Жизнь вошла в какую-то глубокую и безнадежную колею. Друзья увязали в вынужденном безделье, как пчелы в меду. Медлительность времени раздражала. Приплывали из ниоткуда и исчезали, как в замедленной съемке, мгновения, неторопливо истлевали минуты, долго и тоскливо исходили едким дымом часы.
Однажды Сатир улегся в рыжую от въевшейся ржавчины пустую ванну, полежал с полчаса, отрешенно глядя в потолок, и громко прокричал:
— Все! Я не знаю, чем заниматься дальше!
Из комнаты показалась Белка:
— Ну, что тут у нас?
— Достало меня все. Устал я. Какая-то пустота внутри, которая все растет и растет. Иногда вообще непонятно, жив я или умер. Есть я или нет.
Да мне на самом деле уже, в общем-то, и все равно: есть я, нет меня… — продолжал он. — У нас двух друзей убили, человек пять по тюрьмам сидят, а мы отдыхаем… Спрятались и отдыхаем.
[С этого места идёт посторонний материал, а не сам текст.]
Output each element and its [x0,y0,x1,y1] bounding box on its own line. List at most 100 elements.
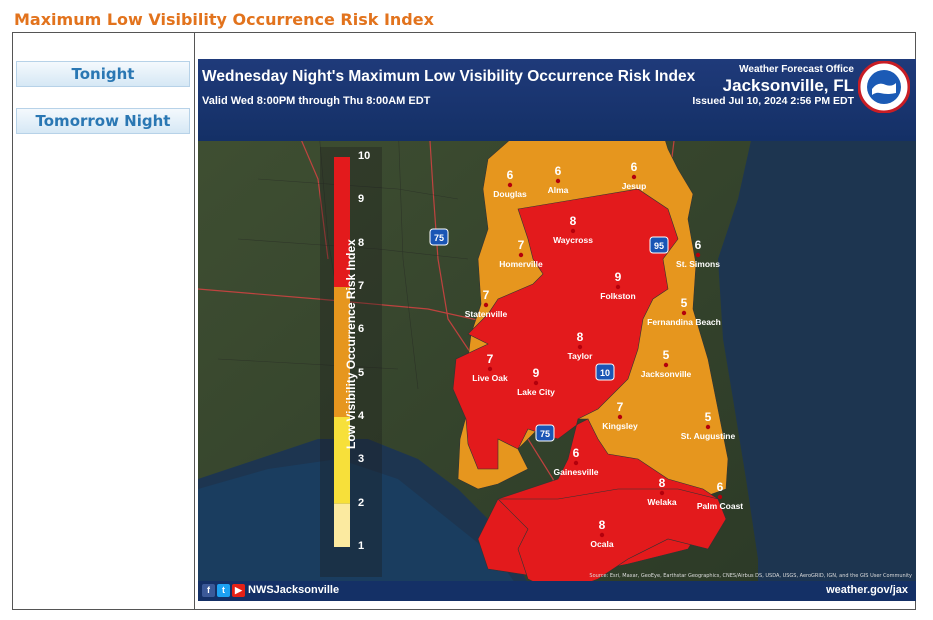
city-marker: 7 Homerville [499,238,543,269]
legend-band [334,287,350,417]
tomorrow-night-button[interactable]: Tomorrow Night [16,108,190,134]
city-marker: 6 Gainesville [554,446,599,477]
legend-tick: 4 [358,410,365,422]
city-name: Jacksonville [641,369,692,379]
interstate-shield: 95 [649,236,669,254]
city-marker: 8 Ocala [590,518,613,549]
valid-period: Valid Wed 8:00PM through Thu 8:00AM EDT [202,95,431,107]
city-risk-value: 5 [705,410,712,424]
svg-text:10: 10 [600,368,610,378]
city-risk-value: 7 [617,400,624,414]
city-dot [695,252,701,258]
city-risk-value: 7 [483,288,490,302]
interstate-shield: 75 [429,228,449,246]
city-dot [533,380,539,386]
city-marker: 6 Palm Coast [697,480,743,511]
legend-tick: 8 [358,236,365,249]
legend-tick: 9 [358,193,365,206]
city-dot [631,174,637,180]
interstate-shield: 75 [535,424,555,442]
legend-color-bar [334,157,350,547]
social-handle: NWSJacksonville [248,584,340,596]
city-risk-value: 6 [507,168,514,182]
city-name: Taylor [568,351,594,361]
city-name: Douglas [493,189,527,199]
city-dot [518,252,524,258]
city-name: St. Augustine [681,431,736,441]
city-name: Welaka [647,497,676,507]
legend-tick: 10 [358,150,371,162]
legend-band [334,503,350,547]
city-name: Alma [548,185,569,195]
legend-tick: 7 [358,280,365,292]
city-name: St. Simons [676,259,720,269]
city-dot [573,460,579,466]
city-name: Statenville [465,309,508,319]
city-dot [663,362,669,368]
map-footer: f t ▶ NWSJacksonville weather.gov/jax [198,581,916,601]
city-dot [705,424,711,430]
city-marker: 8 Welaka [647,476,676,507]
content-frame: Tonight Tomorrow Night [12,32,916,610]
site-link[interactable]: weather.gov/jax [826,584,908,596]
issued-time: Issued Jul 10, 2024 2:56 PM EDT [692,95,854,107]
city-name: Fernandina Beach [647,317,721,327]
legend-tick: 6 [358,323,365,336]
city-dot [681,310,687,316]
gulf-of-mexico [198,459,528,601]
city-risk-value: 5 [663,348,670,362]
city-risk-value: 6 [695,238,702,252]
city-dot [487,366,493,372]
map-canvas: 75 95 10 75 6Douglas6Alma6Jesup8Waycross… [198,59,916,601]
city-dot [615,284,621,290]
city-name: Waycross [553,235,593,245]
city-dot [717,494,723,500]
high-risk-area-south [497,488,727,595]
legend-band [334,417,350,504]
city-risk-value: 9 [615,270,622,284]
interstate-shield: 10 [595,363,615,381]
legend: 10 9 8 7 6 5 4 3 2 1 Low Visibility Occurrence Ri… [320,147,382,577]
sidebar: Tonight Tomorrow Night [13,33,195,609]
city-marker: 6 Douglas [493,168,527,199]
facebook-icon[interactable]: f [202,584,215,597]
city-name: Live Oak [472,373,508,383]
legend-tick: 2 [358,496,365,509]
city-risk-value: 8 [599,518,606,532]
twitter-icon[interactable]: t [217,584,230,597]
social-icons: f t ▶ [202,584,245,597]
city-risk-value: 9 [533,366,540,380]
city-marker: 9 Folkston [600,270,635,301]
city-dot [659,490,665,496]
city-dot [577,344,583,350]
city-dot [617,414,623,420]
city-risk-value: 7 [518,238,525,252]
city-risk-value: 6 [555,164,562,178]
city-marker: 7 Statenville [465,288,508,319]
city-risk-value: 8 [577,330,584,344]
city-marker: 5 St. Augustine [681,410,736,441]
city-name: Folkston [600,291,635,301]
city-marker: 9 Lake City [517,366,555,397]
city-name: Kingsley [602,421,638,431]
city-name: Lake City [517,387,555,397]
city-name: Homerville [499,259,543,269]
office-city: Jacksonville, FL [722,76,854,95]
city-name: Palm Coast [697,501,743,511]
city-risk-value: 6 [717,480,724,494]
nws-logo [858,61,910,113]
map-attribution: Source: Esri, Maxar, GeoEye, Earthstar G… [589,573,912,579]
svg-text:75: 75 [434,233,444,243]
youtube-icon[interactable]: ▶ [232,584,245,597]
map-header: Wednesday Night's Maximum Low Visibility… [198,59,916,141]
page-title: Maximum Low Visibility Occurrence Risk I… [14,10,434,29]
city-risk-value: 5 [681,296,688,310]
city-marker: 5 Fernandina Beach [647,296,721,327]
city-risk-value: 6 [573,446,580,460]
city-marker: 8 Waycross [553,214,593,245]
tonight-button[interactable]: Tonight [16,61,190,87]
city-marker: 8 Taylor [568,330,594,361]
city-name: Gainesville [554,467,599,477]
city-marker: 6 St. Simons [676,238,720,269]
city-dot [599,532,605,538]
Все вокруг нас такое чуть теплое, безопасное. И я сам чувствую, как становлюсь теплым и безопасным.
Эльф с закрытыми глазами прочитал по памяти:
— “…О, если бы ты был холоден или горяч! Но поскольку ты тепел,
то изблюю тебя из уст моих”. Библия. И еще, кажется, это цитировалось у Достоевского в “Бесах”.
Блуждающий взгляд Сатира остановился посреди потолка.
— “Изблюю”, — сказал и замолчал, словно пытаясь уловить, как звук растворяется в тишине. — “Изблюю”, — повторил. — Да, точнее не скажешь…
Однажды ночью Сатир дождался, когда в комнате погаснет свет, выждал некоторое время, бесшумно, как рысь, подошел к дивану и прислушался к дыханию спящих. Потом с еле слышным шорохом оделся и, придержав дверь, чтоб не хлопнула, вышел на улицу.